Kenya Wildlife Nature Travel

Arid and inhospitable, with summer temperatures approaching 50°C and an annual rainfall so low that it all but defies measurement, the Jebel Akakus -eroded sandstone mountains in the far southwest corner of Libya – is a demanding environment today. But it is most certainly a stunning place. Tolkien-like sandstone pillars, arches, chasms and monster-cut shapes eroded by sandstorms crouch high over wide wadis, the pancake-flat valleys of pale terracotta sand – where water flows if it ever rains – with their scatter of viciously thorny acacias, scrubby bushes and ground-creeping Wild Gourds which tantalisingly resemble melons but are dry and inedible.

As you might imagine, in spite of the Tuareg having been very familiar for generations with these drawings and carvings, they were discovered’ – as it’s always expressed – by Western explorers, in this case two German explorers, Heinrich Barth and Gustav Nachtigal, in the late 19th century. To add insult to injury, these two gentlemen were firmly of the view that only Europeans – and not barbarians’ as they so indelicately put it at the time – could have drawn them! It wasn’t until 1955 that this injustice was put right by Professor Fabrizio Mori, a palaeoethnologist at Rome University who began the first systematic studies of the drawings.

Kenya Wildlife Nature Travel Photo Gallery



Most experts agree that the paintings were done using crude brushes made of feathers or animal hair or by using a stick, a bone spatula, or just fingers. The outlines are thought to have been done first, then coloured in. Some are realistically proportioned, others not. Most of the drawings are red in colour. To make the paint’, it’s thought that the artists ground and burnt iron-rich rock, then mixed this with a binder such as egg white, milk, perhaps urine, animal fat or blood. By serendipity, it’s these binders that give the drawings their longevity. The much fewer white-coloured drawings that we saw used some mix of white clay or rock, perhaps with vegetable dyes and binders such as egg albumen.

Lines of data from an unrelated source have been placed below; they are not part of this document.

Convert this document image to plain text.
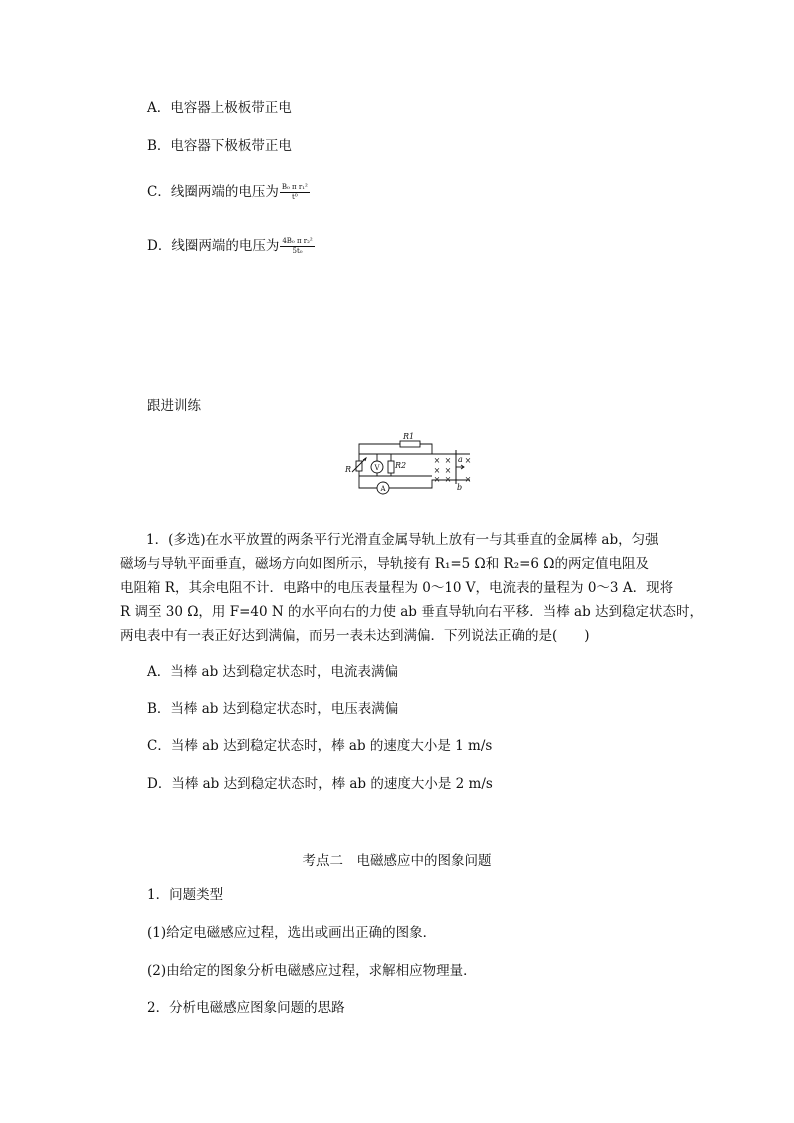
A．电容器上极板带正电
B．电容器下极板带正电
C．线圈两端的电压为 $\frac{\text{B₀ π r₁²}}{\text{t⁰}}$
D．线圈两端的电压为 $\frac{\text{4B₀ π r₂²}}{\text{5t₀}}$
跟进训练
R1
R2
R
a
b
V
A
× × ×
× ×
× × ×

1．(多选)在水平放置的两条平行光滑直金属导轨上放有一与其垂直的金属棒 ab，匀强

磁场与导轨平面垂直，磁场方向如图所示，导轨接有 R₁=5 Ω和 R₂=6 Ω的两定值电阻及

电阻箱 R，其余电阻不计．电路中的电压表量程为 0～10 V，电流表的量程为 0～3 A．现将

R 调至 30 Ω，用 F=40 N 的水平向右的力使 ab 垂直导轨向右平移．当棒 ab 达到稳定状态时，

两电表中有一表正好达到满偏，而另一表未达到满偏．下列说法正确的是(　　)

A．当棒 ab 达到稳定状态时，电流表满偏
B．当棒 ab 达到稳定状态时，电压表满偏
C．当棒 ab 达到稳定状态时，棒 ab 的速度大小是 1 m/s
D．当棒 ab 达到稳定状态时，棒 ab 的速度大小是 2 m/s
考点二　电磁感应中的图象问题
1．问题类型
(1)给定电磁感应过程，选出或画出正确的图象．
(2)由给定的图象分析电磁感应过程，求解相应物理量．
2．分析电磁感应图象问题的思路
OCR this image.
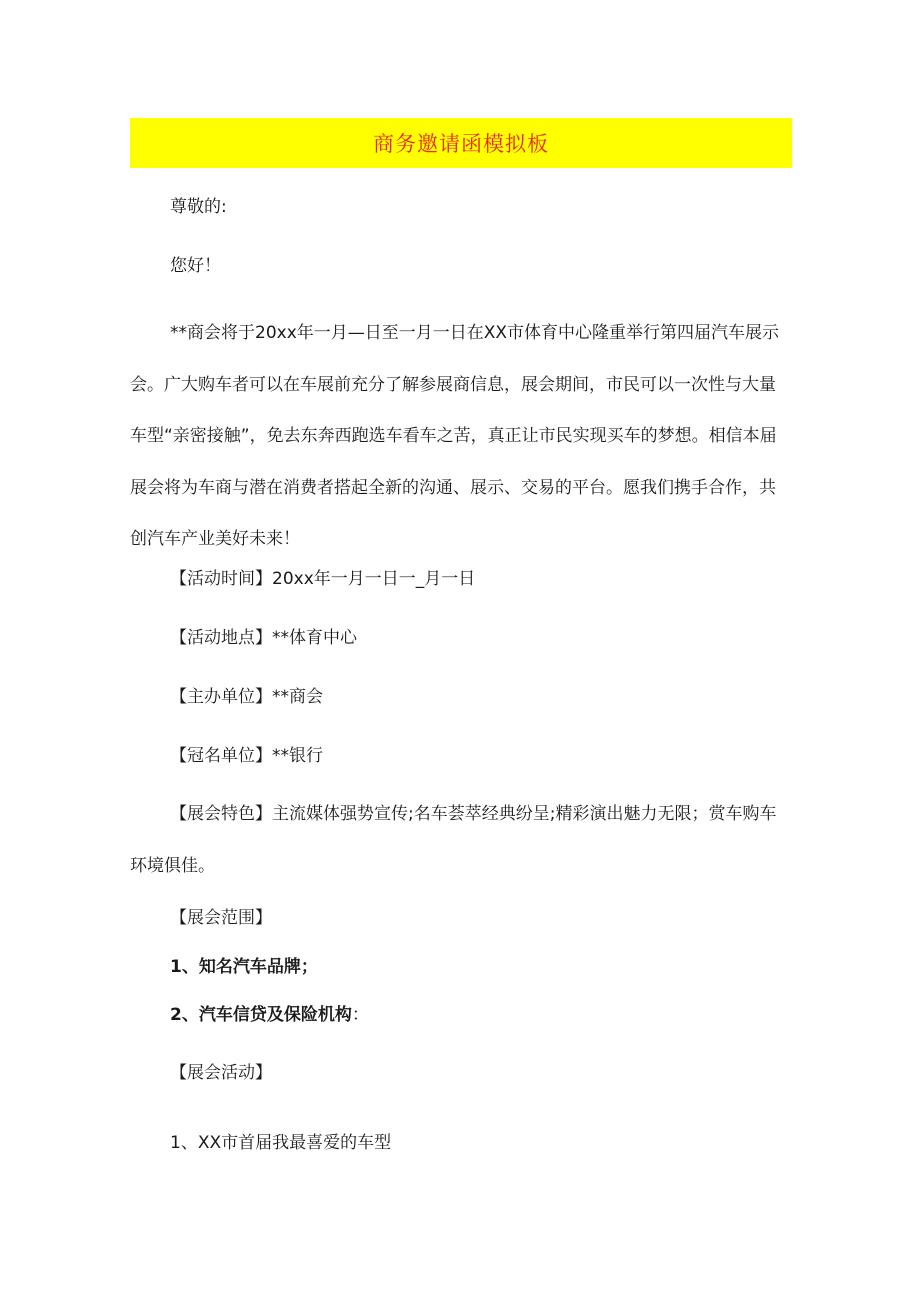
商务邀请函模拟板
尊敬的:
您好！

**商会将于20xx年一月—日至一月一日在XX市体育中心隆重举行第四届汽车展示会。广大购车者可以在车展前充分了解参展商信息，展会期间，市民可以一次性与大量车型“亲密接触”，免去东奔西跑选车看车之苦，真正让市民实现买车的梦想。相信本届展会将为车商与潜在消费者搭起全新的沟通、展示、交易的平台。愿我们携手合作，共创汽车产业美好未来！

【活动时间】20xx年一月一日一_月一日
【活动地点】**体育中心
【主办单位】**商会
【冠名单位】**银行

【展会特色】主流媒体强势宣传;名车荟萃经典纷呈;精彩演出魅力无限；赏车购车环境俱佳。

【展会范围】
1、知名汽车品牌；
2、汽车信贷及保险机构：
【展会活动】
1、XX市首届我最喜爱的车型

The carved drawings in the rock must have taken far more effort. Cut with stone tools, chipped and smoothed, they are realistic and often incredibly life-like images of wild cattle, elephants, giraffe, huge wild buffalo and crocodile. Some are so large that they reflect the size of the animal itself. They are certainly not carvings that could be completed in an afternoon; maybe, Aref Salim thought, they were done by communal effort. Others show hunting scenes depicting thorn branch leg traps (carved as circles with spokes) attached by ropes to specially shaped boulders that would slow down the movements of a large mammal and allow the hunters to kill it more easily.

Incredibly, in Wadi Matkhandouch, a shallow, acacia-lined, sandy ravine on the eastern edge of the Akakus, some of the boulders, with a waistline-like cut to hold the rope, are still scattered about on the ground. I picked up one or two; it was an almost surreal experience imagining that these were maybe 7,000 years old and had lain here on the ground ever since, left behind on a pasture-like savannah and now in the same spot in arid, stony desert. In many countries such amazing artefacts would be housed in a museum and treated with due reverence. Here they were available for anyone – or anyone getting this far – to pick up and examine.

Who were these people with these albeit primitive artistic skills? And what did their drawings tell us about everyday life before the North African climate dried out so catastrophically? I needed to consult some experts to get the answers.

The sequence of events seems to have been that people settled originally in the Sahara around 10,000 bc when the climate there was more humid, perhaps getting ten or fifteen times the quantity of rain it receives today. The first colonists were hunter-gatherers. They collected grasses and wild cereals like sorghum and millet; they fished and hunted river animals including crocodile, hippopotamus and turtles as well as savannah animals such as antelopes and Barbary sheep. By 5000 bc the hunter-gatherers were combining hunting, fishing and gathering with pastoralism, herding cattle, sheep and goats to graze more extensive grasslands. Archaeologists searching the Akakus region have found the remains of domestic animal stalls as well as partially ground grass seed in the fossilised animal faeces of Barbary sheep, all of which indicates that they were being fed.